BCAS: Once a target transient is detected, EP will send an alert through downlink to help other instruments follow up and join the observation. What kind of new discoveries can we expect from such synergic observations, very likely from different wavelengths? What will this mean for transient astronomy?

Erik: For some time now, multi-wavelength information is key to understanding the objects in our universe. Each wavelength reveals different information; combined you get the whole picture. So, whenever a high-energy transient is detected by Einstein Probe it is important to relay that information to the astronomical community at large. And, the sooner the better, as many transient phenomena fade quickly. It is therefore, crucial to downlink the facts and figures down to the ground and sending out an alert, so that follow-up observations can be conducted as fast as possible, with coverage at as many wavelengths as possible. This has been exemplified by, for example, the discovery of an electro-magnetic signal by Fermi and INTEGRAL accompanying a gravitational wave event from two coalescing binary neutron stars in August 2017. Although we hope to find, for example, more prompt counterparts to gravitational wave events and high-energy neutrino events, it is difficult to predict what new discoveries lie ahead of us. The realm of new phenomena may be in those that are faint and at extra-galactic distances. For sure, EP will revolutionize our view of the (X-ray) transient universe.

 


BCAS: Once launched, EP is to work for at least three years in orbit. What are you expecting for EP’s first-year observations?

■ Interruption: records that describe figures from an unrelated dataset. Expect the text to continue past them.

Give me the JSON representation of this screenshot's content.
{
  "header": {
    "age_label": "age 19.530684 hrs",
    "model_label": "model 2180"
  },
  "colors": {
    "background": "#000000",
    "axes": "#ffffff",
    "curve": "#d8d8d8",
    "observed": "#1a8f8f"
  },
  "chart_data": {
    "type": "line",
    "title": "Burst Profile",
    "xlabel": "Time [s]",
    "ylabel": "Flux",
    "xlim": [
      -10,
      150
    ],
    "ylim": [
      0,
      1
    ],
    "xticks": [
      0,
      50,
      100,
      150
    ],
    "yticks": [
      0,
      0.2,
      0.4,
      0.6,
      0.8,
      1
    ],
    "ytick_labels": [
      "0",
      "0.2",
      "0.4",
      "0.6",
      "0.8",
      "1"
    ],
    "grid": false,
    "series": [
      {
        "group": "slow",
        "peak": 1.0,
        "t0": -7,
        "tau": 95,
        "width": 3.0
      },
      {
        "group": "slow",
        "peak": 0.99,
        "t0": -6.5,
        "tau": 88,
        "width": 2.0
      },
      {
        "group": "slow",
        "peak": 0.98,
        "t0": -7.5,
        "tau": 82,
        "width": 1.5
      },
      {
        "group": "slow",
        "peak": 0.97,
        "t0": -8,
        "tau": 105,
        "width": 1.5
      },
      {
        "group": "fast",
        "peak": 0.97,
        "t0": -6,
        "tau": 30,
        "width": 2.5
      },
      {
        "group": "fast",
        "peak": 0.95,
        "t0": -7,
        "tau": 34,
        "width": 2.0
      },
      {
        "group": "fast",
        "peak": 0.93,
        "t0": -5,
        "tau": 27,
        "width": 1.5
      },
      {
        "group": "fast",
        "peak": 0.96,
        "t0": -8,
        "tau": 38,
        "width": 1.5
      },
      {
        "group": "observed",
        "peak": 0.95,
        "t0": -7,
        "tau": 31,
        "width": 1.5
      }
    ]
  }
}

Erik: Every high-energy transient is an interesting target, in my opinion, so EP will bring us lots of interesting data to work on. Especially those transients followed-up by the more sensitive, dedicated, Follow-up X-ray Telescope onboard EP, the FXT, will be interesting to study. Moreover, within just half a year, EP will have covered the whole sky, and will give us at first an idea of the population of transients in our own Galaxy as well as far, far away, in the more distant universe. I am also looking forward to collaborating with the colleagues from EPST, and the SMC in particular, with its mix of different cultures, and I hope together we can make EP a success.

 

1 A researcher at the National Astronomical Observatories, Chinese Academy of Sciences (NAOC).

2 SMILE is a joint mission between the Chinese Academy of Sciences and the European Space Agency aiming to detect solar wind as well as its interaction with the Earth’s magnetosphere. On the CAS side, it is supported under the Phase-II of the Strategic Priority Program on Space Science (SPPSS-II) together with EP.

3 A large-scale international consortium involving over 20 countries dedicated to research in black holes and neutron stars. Initiated and led by the Institute of High Energy Physics, CAS, it is currently also under the umbrella of SPPSS-II for background study.